Aradan geçen 80 yıldan sonra yaşananları hem de Dersim adıyla anmak, Cumhuriyet’in kendisini savunma hakkını görmezden gelmek ve bu yolla tarihi yargılamak kabul edilebilir bir şey olamaz.
Devlete vergiyi sorgulayan, devletin otoritesini sarsmak isteyen ve kendi küçük dünyasında Cumhuriyet’i yok sayıp zorbalığını sürdürme özlemiyle yanıp tutuşan Seyit Rıza ve benzerlerinin birkaç gün sonraki seçimlere oy devşirme malzemesi olabilmesi acı ve bir o kadar düşündürücüdür.
Kitleleri halkla ilişkiler yöntemleriyle güdüleyebilen ve Cumhuriyetçi, Atatürkçü kesimleri bile ayrılıkçılık ve bölücülük yedeği yapabilenlerin kulakları çınlasın!
Seksen yıl sonra Dersim söylemleriyle ortaya çıkanlar bu gibi defolu ürünlere alıcı çıktığı sürece satıcı olmayı sürdürecekler yazık ki!
Sorun olumsuz konumdakilerin yanına giderek, onlarla birlikte saf tutarak değil, olumsuz konumdakileri kendi yanına çekerek çözülür.

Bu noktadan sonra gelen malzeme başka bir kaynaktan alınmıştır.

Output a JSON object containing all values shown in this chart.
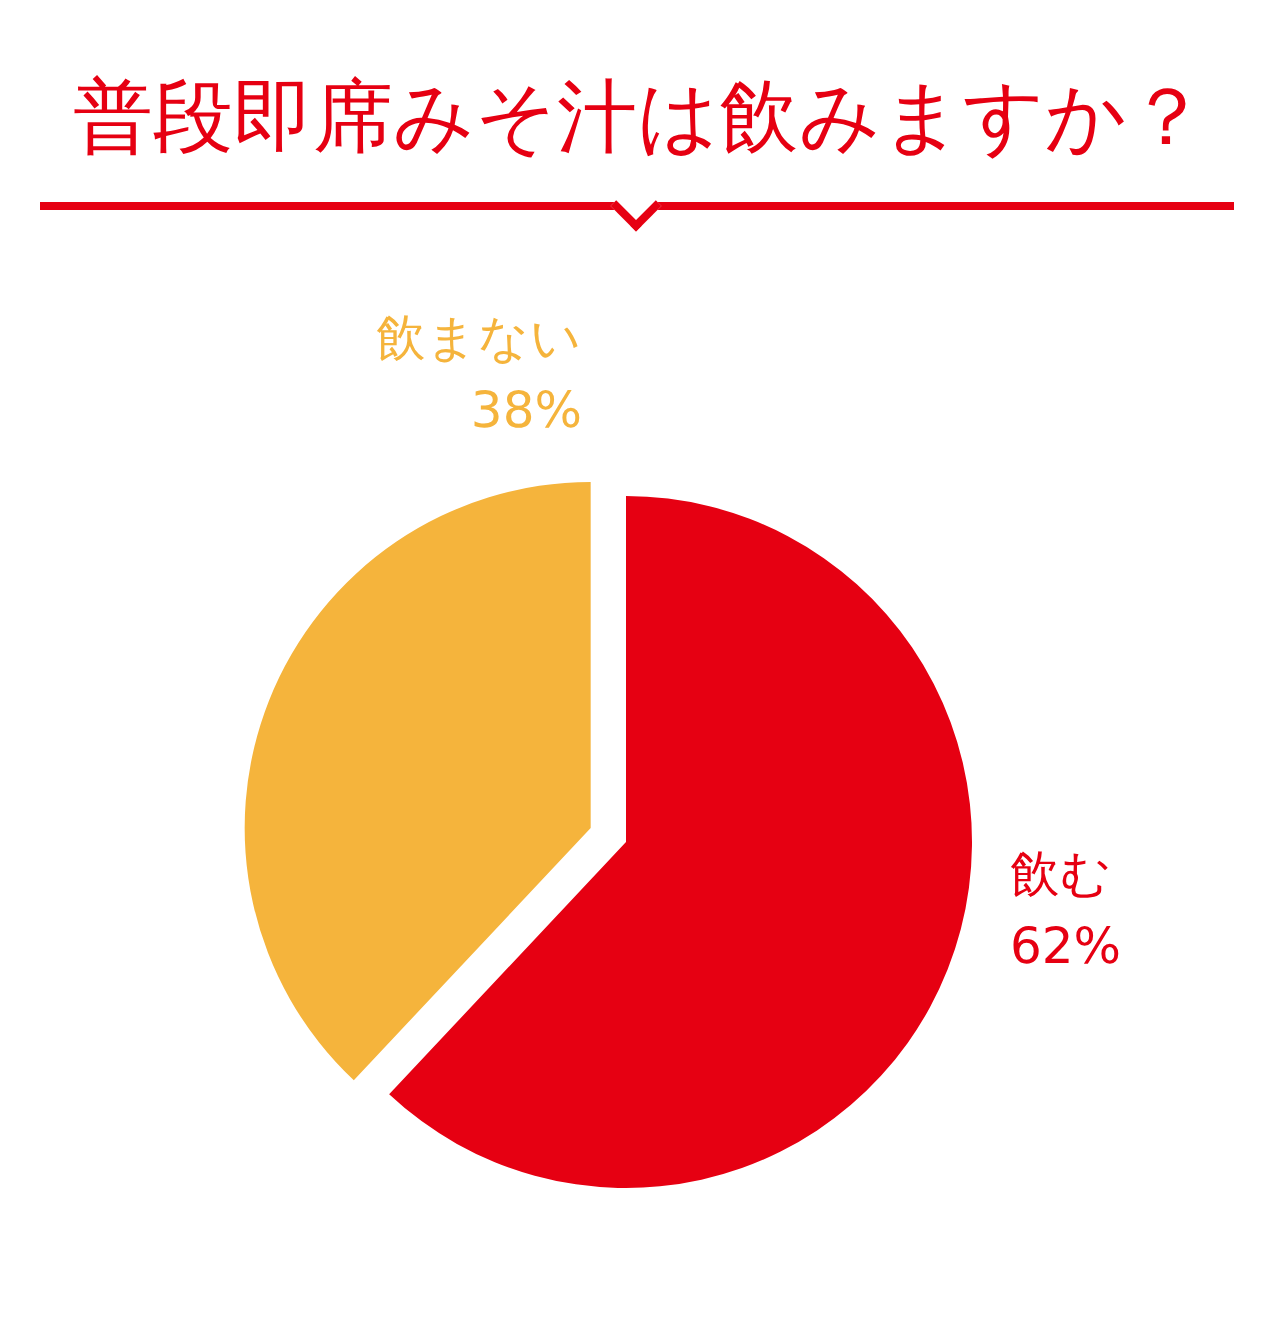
{
  "chart_data": {
    "type": "pie",
    "title": "普段即席みそ汁は飲みますか？",
    "categories": [
      "飲む",
      "飲まない"
    ],
    "values": [
      62,
      38
    ],
    "colors": [
      "#e60012",
      "#f5b43c"
    ],
    "value_labels": [
      "62%",
      "38%"
    ],
    "legend": false
  }
}
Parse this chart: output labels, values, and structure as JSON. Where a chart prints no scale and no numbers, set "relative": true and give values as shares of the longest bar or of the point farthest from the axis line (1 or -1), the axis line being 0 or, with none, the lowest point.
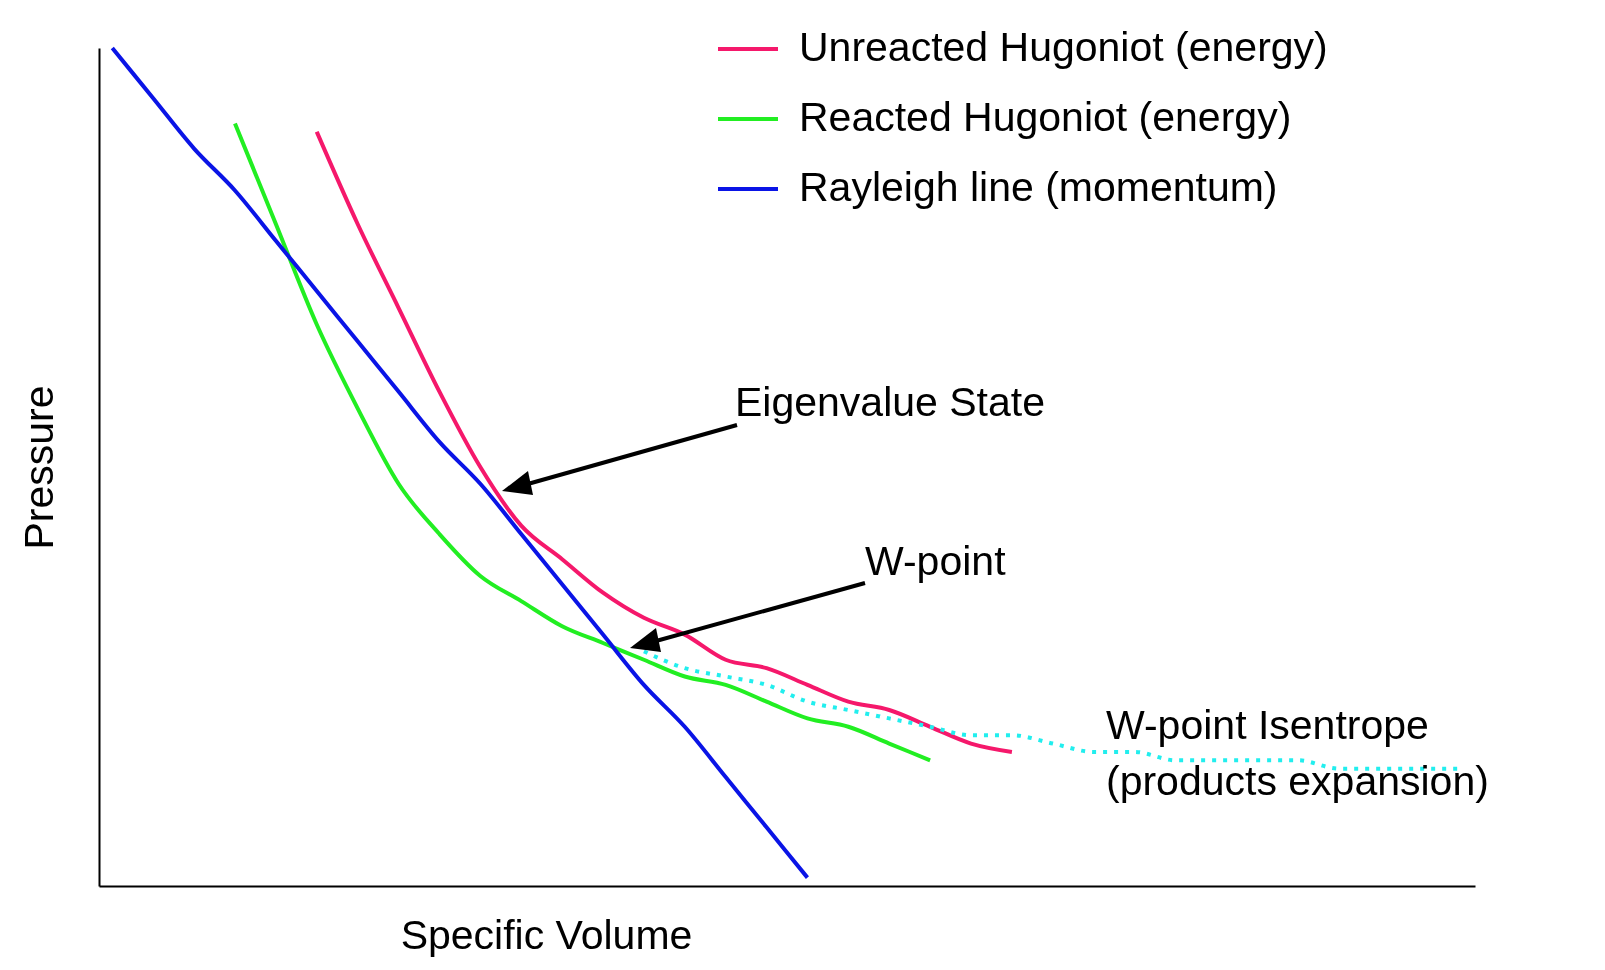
{
  "chart_data": {
    "type": "line",
    "relative": true,
    "xlabel": "Specific Volume",
    "ylabel": "Pressure",
    "categories": [
      null,
      null,
      null,
      null,
      null,
      null,
      null,
      null,
      null,
      null,
      null,
      null,
      null,
      null,
      null,
      null,
      null,
      null,
      null,
      null,
      null,
      null,
      null,
      null,
      null,
      null,
      null,
      null,
      null,
      null,
      null,
      null,
      null,
      null
    ],
    "series": [
      {
        "name": "Unreacted Hugoniot (energy)",
        "color": "#f5186b",
        "values": [
          null,
          null,
          null,
          null,
          null,
          0.9,
          0.79,
          0.69,
          0.59,
          0.5,
          0.43,
          0.39,
          0.35,
          0.32,
          0.3,
          0.27,
          0.26,
          0.24,
          0.22,
          0.21,
          0.19,
          0.17,
          0.16,
          null,
          null,
          null,
          null,
          null,
          null,
          null,
          null,
          null,
          null,
          null
        ]
      },
      {
        "name": "Reacted Hugoniot (energy)",
        "color": "#22ee22",
        "values": [
          null,
          null,
          null,
          0.91,
          0.79,
          0.67,
          0.57,
          0.48,
          0.42,
          0.37,
          0.34,
          0.31,
          0.29,
          0.27,
          0.25,
          0.24,
          0.22,
          0.2,
          0.19,
          0.17,
          0.15,
          null,
          null,
          null,
          null,
          null,
          null,
          null,
          null,
          null,
          null,
          null,
          null,
          null
        ]
      },
      {
        "name": "Rayleigh line (momentum)",
        "color": "#0a14e6",
        "values": [
          1,
          0.94,
          0.88,
          0.83,
          0.77,
          0.71,
          0.65,
          0.59,
          0.53,
          0.48,
          0.42,
          0.36,
          0.3,
          0.24,
          0.19,
          0.13,
          0.07,
          0.01,
          null,
          null,
          null,
          null,
          null,
          null,
          null,
          null,
          null,
          null,
          null,
          null,
          null,
          null,
          null,
          null
        ]
      },
      {
        "color": "#22eeee",
        "line_style": "dotted",
        "values": [
          null,
          null,
          null,
          null,
          null,
          null,
          null,
          null,
          null,
          null,
          null,
          null,
          null,
          0.28,
          0.26,
          0.25,
          0.24,
          0.22,
          0.21,
          0.2,
          0.19,
          0.18,
          0.18,
          0.17,
          0.16,
          0.16,
          0.15,
          0.15,
          0.15,
          0.15,
          0.14,
          0.14,
          0.14,
          0.14
        ]
      }
    ],
    "annotations": [
      "Eigenvalue State",
      "W-point",
      "W-point Isentrope",
      "(products expansion)"
    ],
    "legend": "top right"
  }
}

Oysa oy, gönülse gönül kazanılır!
Tarihten örnek vermek gerekirse; Mustafa Kemal, Dersimli Diyap Ağa’yla Milli Mücadele ortak paydasında buluşmuştur. Buna karşılık, Cumhuriyet’e başkaldırma densizliği gösteren Seyit Rıza’ya ise demir yumruğunu indirmekte ikileme düşmemiştir.
Cumhuriyet sırtından hançerlenerek korunmaz! Tersine, Cumhuriyet’i her fırsatta hançerleme peşinde olanların karşısına kararlılıkla dikilerek korunur.